Wednesday 12 October 2011

Leadership

I met with my mentor the other day, and we talked about leadership from the bottom.  I feel like I've been exploring this concept lately, especially at work where I am now starting to see some tangible changes, which I hope that I've contributed to at least in part.  If I have, then this process of transformation has come as the result of a huge number of seemingly insignificantly small nudges of influence which I have been able to impart upon the people around me.  Just like a heavy ship, many tiny actions, impulses of force, applied in the same direction will inevitably wield their influence.

I am not a manager in my work, nor do I hold a senior position.  In fact I am a bog-standard engineer.  But as a follower of Jesus, I can't leave this world alone.  I find myself in an environment, as is common in business, saturated with management but starved of leadership.  Management directs a group fulfill its purpose; leadership feeds it with identity and direction.  I exist in a community, with good qualities and destructive ones.  I can speak into this; I can call out the good, give voice to it and affirm it, offer it a direction, a plane of influence, of reality.

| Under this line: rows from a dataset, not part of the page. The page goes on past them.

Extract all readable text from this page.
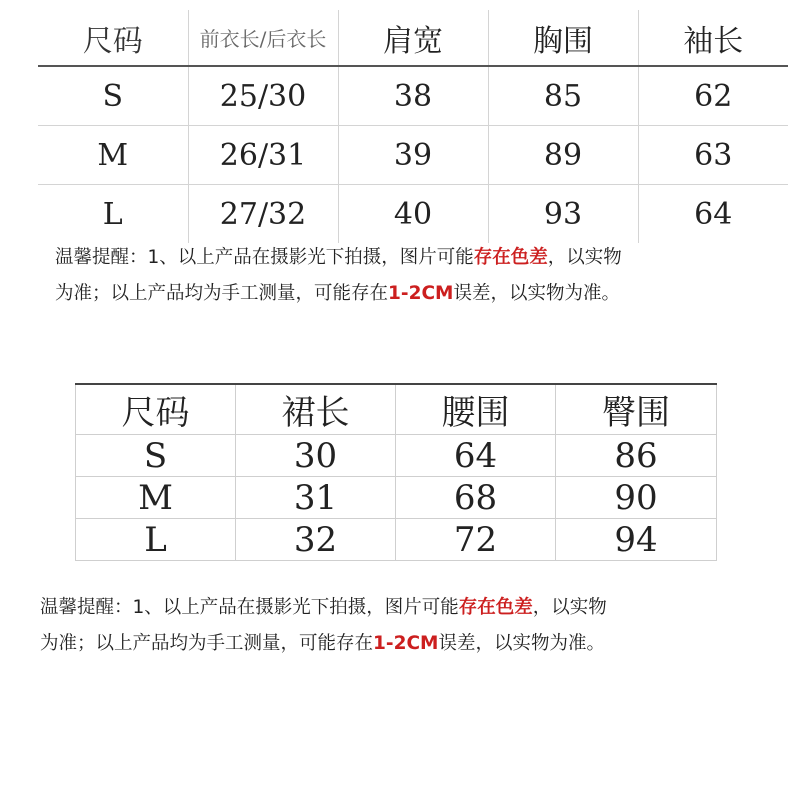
尺码	前衣长/后衣长	肩宽	胸围	袖长
S	25/30	38	85	62
M	26/31	39	89	63
L	27/32	40	93	64
温馨提醒：1、以上产品在摄影光下拍摄，图片可能存在色差，以实物
为准；以上产品均为手工测量，可能存在1-2CM误差，以实物为准。
尺码	裙长	腰围	臀围
S	30	64	86
M	31	68	90
L	32	72	94
温馨提醒：1、以上产品在摄影光下拍摄，图片可能存在色差，以实物
为准；以上产品均为手工测量，可能存在1-2CM误差，以实物为准。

Leadership is a different language; a human language.

The call of a leader is to first identify with the their people, be of the community, integrate in the real meaning of the concept.  Then to speak into that corporate identity, provide meaning, location, reference and purpose.  The leader facilitates the group to fulfill its potential, he or she allows the people to go where they want to go, to achieve their goals, to live the dream.  The leader discerns, refines and articulates a direction, and is the architect of the "how" as well as the "what".  The leader liberates the people to be and do more fully.

The other thing I've realised is that it's easy to be the loudest voice when no-one else is talking.  In a vacuum of leadership, if you place a bit of this vision-food before a group, they will follow.

And so it is that I feel that I can lead.  Having spent six years being in my little workplace community, I now find myself with a vision for them; I can see what they could be.  There is room for growth.  In my particular case, I can see what they believe in, but I can also see such a low corporate self esteem that they fight it just to stay secure.

Here's the stupid thing:  The business wants the same thing they do; for them to do great work in a great way.  The problem is the relationship's a bit of a mess and communication is very poor.  What can I do?  Well I can't stand in the gap of communication- that comes in the form of a whole bunch of stressed out middle managers, that's not my place.  I can, however, whisper the simple truth, and the full potential I see, in the collective ear of the people.  Conversation by conversation, greeting by greeting and meeting by meeting, I can lay out a simple vision; that we raise the bar and fulfill that company believe in excellent engineering.  It's a simple message; "We can do it, let's!".

I try to be an example.  That sounds big headed, but I don't mean I do my job really well or I work really hard (but if my company's reading this, I do..).  I mean that I try to do it in a quality that speaks this vision.  I do endorse the good things in the company image.  I do try to improve our processes, our tools, our habits and our presentation.  I guess that secretly, I believe that our department can lead the business from the bottom.  We do things right, we do things well.

Sometimes I have nudged the boundaries, I venture beyond my specifically defined role.  It's been a journey, for my manager and myself, as I've tried to perform my function with meaning.  I always follow orders but I don't always tow the line, and I definitely challenge the underlying status quo.  I think we've found a peace, something like the way CS Lewis put it; "'Course he isn't safe. But he's good."; they know I'm effective, they know I change things, but they know I'm for them, not against them.

My company, just like my motley bunch of engineers, has some good qualities along with its inevitable flaws.  It could be the kind of company that changes the world for the better, that honors Jesus.  I aim to sow the seed of that possibility in the hearts and minds of my colleagues.  I guess that when you lead from the bottom, the only way is up.